Море — не свобода, оно подобие ее, символ ее… Как же прекрасна свобода, если напоминание о ней, подобие ее, наполняет человека счастьем.
Переночевав на вокзале, он рано утром пошел в сторону дома. В безоблачном небе поднималось осеннее солнце, и его нельзя было отличить от весеннего солнца.
Он шел в пустынной и сонной тишине, он ощутил такое смятение, что казалось, на этот раз не выдержит все выдержавшее сердце. Мир в эти минуты стал божественно неподвижен, милая святыня его детства была вечна и неизменна. Его ноги когда-то шли по этому прохладному булыжнику, его детские глаза всматривались в эти тронутые красной осенней ржавчиной округлые горы. Он слушал шум ручья, идущего к морю среди городских отбросов — арбузных корок и обглоданных кукурузных початков.
По улице в сторону базара шел старик абхазец в черной сатиновой рубахе, подпоясанной кожаным тонким пояском, нес корзину каштанов.

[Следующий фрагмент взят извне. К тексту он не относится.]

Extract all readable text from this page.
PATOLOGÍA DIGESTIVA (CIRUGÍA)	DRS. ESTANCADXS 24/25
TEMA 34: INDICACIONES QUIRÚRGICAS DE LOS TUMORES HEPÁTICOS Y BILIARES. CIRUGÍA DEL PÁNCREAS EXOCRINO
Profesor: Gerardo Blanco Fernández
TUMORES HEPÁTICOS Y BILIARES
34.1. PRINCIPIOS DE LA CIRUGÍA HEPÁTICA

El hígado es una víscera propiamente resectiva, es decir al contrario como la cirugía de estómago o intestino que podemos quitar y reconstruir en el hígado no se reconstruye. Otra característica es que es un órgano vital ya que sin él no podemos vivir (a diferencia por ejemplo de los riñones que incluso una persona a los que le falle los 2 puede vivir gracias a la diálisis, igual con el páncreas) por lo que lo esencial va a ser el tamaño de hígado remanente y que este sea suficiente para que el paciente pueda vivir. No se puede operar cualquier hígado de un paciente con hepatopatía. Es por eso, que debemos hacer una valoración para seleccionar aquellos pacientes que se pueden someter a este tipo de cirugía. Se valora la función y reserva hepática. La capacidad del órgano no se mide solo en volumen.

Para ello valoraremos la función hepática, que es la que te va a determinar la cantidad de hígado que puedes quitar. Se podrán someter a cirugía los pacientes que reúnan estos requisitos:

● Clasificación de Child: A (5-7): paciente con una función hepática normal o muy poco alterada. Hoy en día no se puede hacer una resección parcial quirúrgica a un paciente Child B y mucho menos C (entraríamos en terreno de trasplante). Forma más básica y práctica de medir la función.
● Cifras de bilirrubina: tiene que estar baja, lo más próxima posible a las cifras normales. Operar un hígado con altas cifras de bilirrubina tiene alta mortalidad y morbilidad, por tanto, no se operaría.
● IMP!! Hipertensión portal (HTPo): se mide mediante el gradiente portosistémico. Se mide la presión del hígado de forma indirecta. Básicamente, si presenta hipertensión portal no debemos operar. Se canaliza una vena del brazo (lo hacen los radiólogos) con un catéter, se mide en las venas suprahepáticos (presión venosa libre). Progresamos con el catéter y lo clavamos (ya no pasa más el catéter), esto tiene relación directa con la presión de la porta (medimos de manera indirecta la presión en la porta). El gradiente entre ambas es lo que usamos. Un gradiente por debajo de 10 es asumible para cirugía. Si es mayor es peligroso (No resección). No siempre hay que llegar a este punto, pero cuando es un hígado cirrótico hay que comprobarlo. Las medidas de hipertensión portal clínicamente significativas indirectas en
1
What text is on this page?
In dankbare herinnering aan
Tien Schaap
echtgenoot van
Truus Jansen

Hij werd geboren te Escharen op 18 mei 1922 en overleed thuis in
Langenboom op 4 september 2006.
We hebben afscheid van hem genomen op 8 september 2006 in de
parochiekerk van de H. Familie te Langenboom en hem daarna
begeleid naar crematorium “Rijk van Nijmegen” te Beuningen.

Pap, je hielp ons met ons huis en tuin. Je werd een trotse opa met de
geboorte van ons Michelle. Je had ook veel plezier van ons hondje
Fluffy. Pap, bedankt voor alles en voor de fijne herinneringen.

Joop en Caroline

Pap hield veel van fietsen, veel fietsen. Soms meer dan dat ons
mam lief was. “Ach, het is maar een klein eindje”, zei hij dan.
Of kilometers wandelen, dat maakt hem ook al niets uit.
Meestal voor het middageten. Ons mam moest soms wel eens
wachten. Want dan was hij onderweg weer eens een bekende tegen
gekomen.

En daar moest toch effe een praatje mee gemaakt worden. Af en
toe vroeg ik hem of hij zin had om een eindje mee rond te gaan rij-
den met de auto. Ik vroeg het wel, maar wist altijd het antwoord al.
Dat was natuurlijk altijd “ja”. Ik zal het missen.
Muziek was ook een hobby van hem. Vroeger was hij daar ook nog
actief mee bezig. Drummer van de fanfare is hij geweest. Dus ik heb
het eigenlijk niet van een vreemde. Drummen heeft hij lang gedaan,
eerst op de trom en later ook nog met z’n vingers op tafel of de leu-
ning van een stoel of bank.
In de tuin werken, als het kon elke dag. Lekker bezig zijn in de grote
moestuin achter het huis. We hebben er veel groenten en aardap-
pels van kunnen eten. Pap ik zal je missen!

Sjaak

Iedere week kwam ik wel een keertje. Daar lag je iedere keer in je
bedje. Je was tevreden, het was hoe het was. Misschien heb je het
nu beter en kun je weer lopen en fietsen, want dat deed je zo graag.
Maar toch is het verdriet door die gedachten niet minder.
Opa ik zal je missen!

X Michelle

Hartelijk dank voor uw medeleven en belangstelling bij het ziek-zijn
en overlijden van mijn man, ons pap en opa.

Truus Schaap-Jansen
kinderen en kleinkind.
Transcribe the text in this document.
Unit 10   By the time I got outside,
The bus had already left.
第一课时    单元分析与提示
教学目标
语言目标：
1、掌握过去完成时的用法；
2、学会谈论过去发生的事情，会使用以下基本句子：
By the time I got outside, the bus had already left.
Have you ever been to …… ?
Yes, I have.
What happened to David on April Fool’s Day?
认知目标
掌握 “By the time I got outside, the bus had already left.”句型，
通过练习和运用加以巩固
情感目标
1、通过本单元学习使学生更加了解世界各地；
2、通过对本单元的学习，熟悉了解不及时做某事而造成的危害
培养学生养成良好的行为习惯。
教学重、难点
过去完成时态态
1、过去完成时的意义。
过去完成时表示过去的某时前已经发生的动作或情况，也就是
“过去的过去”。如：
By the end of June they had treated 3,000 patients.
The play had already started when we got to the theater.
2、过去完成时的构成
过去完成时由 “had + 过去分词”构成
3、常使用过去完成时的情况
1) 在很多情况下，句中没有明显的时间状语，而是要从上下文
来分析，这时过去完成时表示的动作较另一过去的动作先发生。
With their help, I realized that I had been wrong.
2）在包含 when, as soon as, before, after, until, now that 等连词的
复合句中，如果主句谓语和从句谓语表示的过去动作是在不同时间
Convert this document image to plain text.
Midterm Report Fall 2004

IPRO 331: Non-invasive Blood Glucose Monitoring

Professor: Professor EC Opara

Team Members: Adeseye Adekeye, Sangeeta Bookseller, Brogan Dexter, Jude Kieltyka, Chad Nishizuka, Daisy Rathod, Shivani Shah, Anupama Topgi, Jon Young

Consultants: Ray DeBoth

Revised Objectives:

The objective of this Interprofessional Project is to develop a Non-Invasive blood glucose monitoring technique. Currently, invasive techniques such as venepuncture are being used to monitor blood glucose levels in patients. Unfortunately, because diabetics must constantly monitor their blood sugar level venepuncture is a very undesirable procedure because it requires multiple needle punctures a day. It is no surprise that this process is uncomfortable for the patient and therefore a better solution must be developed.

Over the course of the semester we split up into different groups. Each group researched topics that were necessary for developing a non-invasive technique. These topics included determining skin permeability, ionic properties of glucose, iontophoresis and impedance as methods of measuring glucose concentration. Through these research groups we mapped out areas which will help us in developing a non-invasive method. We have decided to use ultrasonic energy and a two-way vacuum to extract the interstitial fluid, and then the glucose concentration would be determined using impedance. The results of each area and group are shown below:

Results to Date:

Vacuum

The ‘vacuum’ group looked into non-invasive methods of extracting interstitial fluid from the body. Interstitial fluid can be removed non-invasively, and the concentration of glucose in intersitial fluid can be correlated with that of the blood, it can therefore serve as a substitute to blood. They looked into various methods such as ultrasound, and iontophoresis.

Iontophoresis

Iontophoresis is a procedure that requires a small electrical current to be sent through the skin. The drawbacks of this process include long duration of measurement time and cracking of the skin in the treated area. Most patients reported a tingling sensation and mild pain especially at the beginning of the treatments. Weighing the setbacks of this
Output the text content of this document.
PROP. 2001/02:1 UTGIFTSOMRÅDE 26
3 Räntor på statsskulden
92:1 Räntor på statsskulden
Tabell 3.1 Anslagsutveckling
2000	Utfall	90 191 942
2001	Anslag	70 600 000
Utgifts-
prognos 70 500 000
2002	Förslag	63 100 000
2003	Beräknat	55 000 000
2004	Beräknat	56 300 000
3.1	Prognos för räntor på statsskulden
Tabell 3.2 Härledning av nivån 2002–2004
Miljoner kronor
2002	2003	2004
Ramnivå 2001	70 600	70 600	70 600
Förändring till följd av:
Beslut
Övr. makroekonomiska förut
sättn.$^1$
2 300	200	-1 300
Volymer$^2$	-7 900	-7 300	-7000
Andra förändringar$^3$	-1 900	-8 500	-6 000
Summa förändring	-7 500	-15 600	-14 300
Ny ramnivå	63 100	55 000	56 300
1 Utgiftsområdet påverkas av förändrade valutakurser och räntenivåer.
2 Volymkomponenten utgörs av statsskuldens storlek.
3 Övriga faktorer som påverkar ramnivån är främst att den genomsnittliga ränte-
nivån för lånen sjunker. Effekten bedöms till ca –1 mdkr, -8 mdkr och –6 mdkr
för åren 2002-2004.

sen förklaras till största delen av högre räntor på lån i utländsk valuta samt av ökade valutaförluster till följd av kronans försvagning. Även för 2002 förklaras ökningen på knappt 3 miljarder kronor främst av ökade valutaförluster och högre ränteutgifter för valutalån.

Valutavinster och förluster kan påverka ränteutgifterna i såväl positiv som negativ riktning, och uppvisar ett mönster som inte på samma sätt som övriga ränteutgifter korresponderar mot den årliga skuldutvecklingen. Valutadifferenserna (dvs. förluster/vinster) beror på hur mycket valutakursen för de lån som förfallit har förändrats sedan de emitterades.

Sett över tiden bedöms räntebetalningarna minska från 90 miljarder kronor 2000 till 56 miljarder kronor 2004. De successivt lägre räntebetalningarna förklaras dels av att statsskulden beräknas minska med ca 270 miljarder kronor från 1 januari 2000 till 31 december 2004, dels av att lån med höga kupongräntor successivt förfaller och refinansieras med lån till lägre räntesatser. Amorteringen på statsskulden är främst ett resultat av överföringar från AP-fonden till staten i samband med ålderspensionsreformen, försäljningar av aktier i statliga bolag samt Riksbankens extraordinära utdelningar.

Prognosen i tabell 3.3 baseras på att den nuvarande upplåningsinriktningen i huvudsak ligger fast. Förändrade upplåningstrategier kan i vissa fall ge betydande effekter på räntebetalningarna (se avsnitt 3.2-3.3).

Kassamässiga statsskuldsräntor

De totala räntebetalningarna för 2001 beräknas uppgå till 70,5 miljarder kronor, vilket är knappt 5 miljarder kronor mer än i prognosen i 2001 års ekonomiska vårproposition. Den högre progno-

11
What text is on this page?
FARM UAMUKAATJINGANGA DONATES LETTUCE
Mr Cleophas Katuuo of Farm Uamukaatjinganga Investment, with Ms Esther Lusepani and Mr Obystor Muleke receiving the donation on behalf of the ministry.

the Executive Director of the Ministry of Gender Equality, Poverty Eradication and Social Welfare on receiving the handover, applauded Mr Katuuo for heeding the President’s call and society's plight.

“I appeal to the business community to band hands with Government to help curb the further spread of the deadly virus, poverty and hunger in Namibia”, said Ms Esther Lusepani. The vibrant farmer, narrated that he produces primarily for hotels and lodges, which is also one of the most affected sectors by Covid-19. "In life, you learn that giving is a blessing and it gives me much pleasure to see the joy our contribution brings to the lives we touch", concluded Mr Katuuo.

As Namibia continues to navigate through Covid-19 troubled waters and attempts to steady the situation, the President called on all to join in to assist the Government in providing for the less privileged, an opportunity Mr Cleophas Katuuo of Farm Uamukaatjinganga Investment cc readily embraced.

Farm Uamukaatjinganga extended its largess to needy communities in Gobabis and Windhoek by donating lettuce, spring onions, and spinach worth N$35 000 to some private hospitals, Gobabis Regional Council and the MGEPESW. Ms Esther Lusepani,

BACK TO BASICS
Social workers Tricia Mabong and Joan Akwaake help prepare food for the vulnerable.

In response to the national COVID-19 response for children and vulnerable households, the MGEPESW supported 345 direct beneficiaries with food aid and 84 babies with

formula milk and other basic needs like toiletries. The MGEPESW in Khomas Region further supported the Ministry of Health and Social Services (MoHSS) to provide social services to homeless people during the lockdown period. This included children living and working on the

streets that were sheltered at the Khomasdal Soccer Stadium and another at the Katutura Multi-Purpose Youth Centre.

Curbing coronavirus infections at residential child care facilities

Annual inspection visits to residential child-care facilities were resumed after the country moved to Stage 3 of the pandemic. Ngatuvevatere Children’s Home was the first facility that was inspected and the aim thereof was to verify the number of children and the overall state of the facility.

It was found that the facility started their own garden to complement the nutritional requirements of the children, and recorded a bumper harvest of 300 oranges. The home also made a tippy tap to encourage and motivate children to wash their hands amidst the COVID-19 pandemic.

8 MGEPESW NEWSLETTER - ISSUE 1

Быть может, у этого старика, застывшего и неизменного в своей седине. покупал в детстве Иван Григорьевич каштаны и инжир. И тот же прохладный и теплый, пахнущий морем, и горным небом, и чесночным кухонным чадом, и розами, южный утренний воздух. И те же домики с закрытыми ставнями, со спущенными занавесками. И те же, сорок лет назад бывшие, неповзрослевшие дети, те же не ушедшие в могилу старики спали за этими закрытыми ставнями.
Он вышел на шоссе и стал подниматься на гору. Шумел ручей. Иван Григорьевич помнил его голос.
Никогда он не видел свою жизнь, всю целиком, и вот, он увидел ее.
И, увидя ее, он не испытал злобы к людям.
Все они, и те, что вели его, толкая прикладом, в кабинет следователя, и те, кто не давал ему спать на допросах, и те, кто подло говорил о нем на собраниях, и те, кто отрекался от него, и те, кто крал его лагерный хлеб, и те, кто бил его, — все они в своей слабости, грубости, злобе делали зло не потому, что им хотелось причинить ему зло.